De belasting op spaargeld gaat volgend jaar omlaag. De Belastingdienst houdt bij de vermogensbelasting beter rekening met de lage rente die spaarders momenteel krijgen. Dit jaar hield de fiscus nog rekening met een spaarrendement van 0,36 procent. Komend jaar wordt dat een spaarrente van 0,13 procent. Dat blijkt uit onderzoek van De Telegraaf.
Enkele tientjes
Spaarders met een vermogen tussen de 30 duizend en 105 duizend euro zijn daardoor enkele tientjes goedkoper uit. Onder de 30 duizend euro is het spaargeld voor alleenstaanden onbelast en voor stellen geldt een belastingvrij bedrag van 60 duizend euro. Daarboven belast de fiscus het spaargeld tegen 30 procent van een fictief vastgesteld rendement.
Belegging
Bij kleine spaarders gaat de fiscus ervan uit dat 2/3 op de bank staat en 1/3 wordt belegd.

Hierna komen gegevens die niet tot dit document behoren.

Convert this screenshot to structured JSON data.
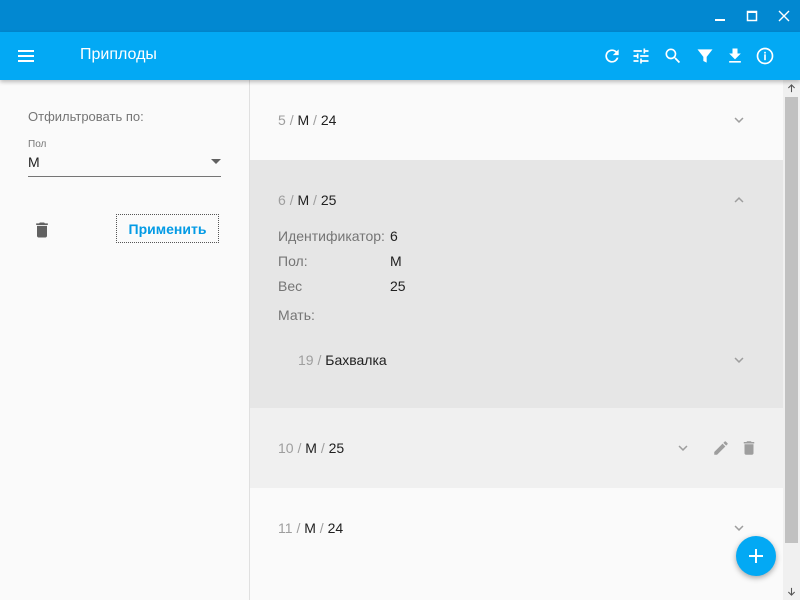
{
  "app": {
    "title": "Приплоды",
    "colors": {
      "appbar": "#03a9f4",
      "titlebar": "#0288d1",
      "accent": "#039be5"
    }
  },
  "toolbar": {
    "icons": [
      "refresh-icon",
      "tune-icon",
      "search-icon",
      "filter-icon",
      "download-icon",
      "info-icon"
    ]
  },
  "sidebar": {
    "filter_label": "Отфильтровать по:",
    "field_label": "Пол",
    "field_value": "М",
    "apply_label": "Применить"
  },
  "records": [
    {
      "id": "5",
      "sex": "М",
      "weight": "24",
      "sep": "/"
    },
    {
      "id": "6",
      "sex": "М",
      "weight": "25",
      "sep": "/",
      "expanded": true,
      "details": {
        "id_label": "Идентификатор:",
        "id_value": "6",
        "sex_label": "Пол:",
        "sex_value": "М",
        "weight_label": "Вес",
        "weight_value": "25",
        "mother_label": "Мать:",
        "mother": {
          "id": "19",
          "name": "Бахвалка",
          "sep": "/"
        }
      }
    },
    {
      "id": "10",
      "sex": "М",
      "weight": "25",
      "sep": "/",
      "hovered": true
    },
    {
      "id": "11",
      "sex": "М",
      "weight": "24",
      "sep": "/"
    }
  ]
}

Voor dat spaargeld wordt gekeken naar de gemiddelde rente van juli 2017 tot en met juni 2018. Bij de beleggingen gaat de fiscus uit van een gemiddeld rendement op de beurzen van de afgelopen vijftien jaar.
Werkelijke spaarrente
De spaarrente van 0,13 procent, waar de fiscus volgend jaar mee rekent, ligt nog altijd boven de werkelijke spaarrente van 0,03 procent. Ook moeten kleine spaarders deels belasting betalen over een beleggingsrendement, ook als ze niet beleggen.
0,56 procent belasting
Dit jaar gaat de fiscus er nog vanuit dat met beleggingen een rendement van 5,38 procent wordt behaald. Als de Belastingdienst ervan uitgaat dat 2/3 spaarrendement is tegen 13 procent en 1/3 beleggingsrendement tegen 5,38, dan resulteert dit in een belastbaar rendement van 1,86 procent. Het belastingtarief is 30 procent, waardoor dit resulteert in een belasting van 0,56 procent op vermogen.
Grote vermogens
Bij vermogens boven de 105 duizend euro gaat de fiscus ervan uit dat 4/5 is belegd en bij vermogens van een miljoen wordt verondersteld dat dit volledig wordt belegd. Daar heeft de verlaging van de spaartaks dan ook geen effect.